Digital technology has been poised to transform the way that healthcare is delivered. Yet uptake and implementation has been slow; in the UK alone for example, almost a quarter of hospitals still use paper rather than electronic records.
But when COVID-19 hit, health systems were forced to rapidly adapt and use technology to deliver care remotely, where face to face appointments were no longer possible. While it’s impossible to predict when the COVID crisis will be over, will remote care become the ‘new normal’ post-pandemic? And if digital-first health technologies are here to stay, what are the implications for patients?
Newly launched IGHI research, supported by Imperial’s COVID-19 Response Fund, will explore these important questions. We caught up with project lead, IGHI Research Fellow Dr Ana Luisa Neves, to find out more about the work and what it hopes to achieve.
What are digital-first health technologies?
“These are all means in which the patient’s first point of contact is through a digital channel, rather than face-to-face. For example, phone and video consultations, online services, and mobile apps.”
Why are you interested in these?
“Our idea is that digital technology can help tackle challenges that we had before COVID hit. Like making care more accessible and affordable, and reaching groups of people who may not be confident going to a doctor or nurse.

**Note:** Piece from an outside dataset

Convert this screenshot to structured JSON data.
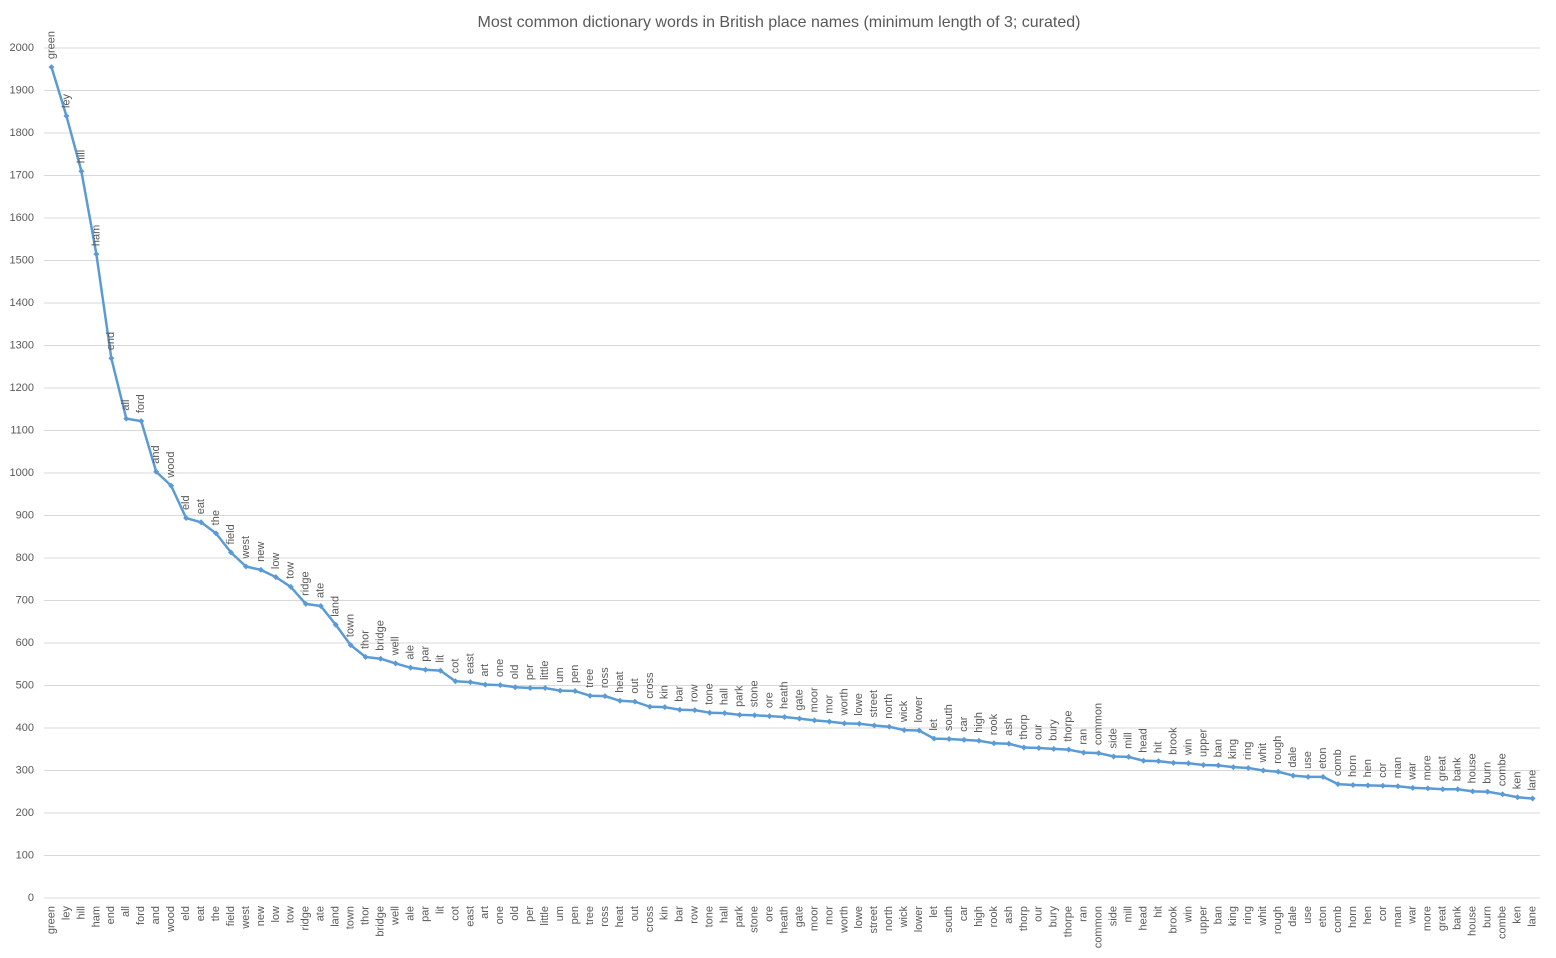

“Right now we’re in the middle of a massive real-life experiment, which has pushed this closer to reality. We will resume normality at some stage, however it may look. But what can we take from this experience so that we can continue using these models in a better way?”
What are you hoping to find out about these technologies?
“We want to understand the patient experience. In principle these technologies should improve accessibility, but that may not turn out to be true – or at least not true for everyone. So we’ll explore the potential barriers to healthcare access, whether some individuals or groups are somehow excluded from these technologies.
“We also want to look at patients’ attitudes and perceptions. In what circumstances do they want to use digital technologies? How do patients want these to move forward? When do they think that digital tech may work better than more traditional models of care, and how can we create conditions for that to happen?”
And how are you going to answer those questions?
“This work sits within a broader program of work that’s also looking at GPs’ views of these technologies. That’s using a global survey and focus groups, involving 18 countries. We’ll be replicating this method but looking at patients’ perspectives instead.
“We want to make sure we get nationally-representative samples from countries and information about demographics, as well as ‘digital literacy’. Part of digital literacy covers technical aspects, such as Internet access, but also individuals’ ability and experience using digital tools.”
Do you have any assumptions about what you might find?
“I expect we’ll find that certain groups feel excluded. Evidence has shown that elderly individuals, for example, or those with lower digital literacy are less likely to use these technologies. We want to understand what we can do to make it easier for them.”
How will you apply your findings to healthcare settings?
“We’re hoping to bring together the findings from both GPs and patients, and then consider how we can make these technologies better for the future. We’ll then develop a framework for recommendations, a ‘toolkit’ that healthcare professionals can use to support decision-making. For example, when triaging patients, the framework could help doctors identify when digital technologies may be useful and appropriate. This could help doctors decide whether to offer digital solutions as part of patient care, post-COVID-19.”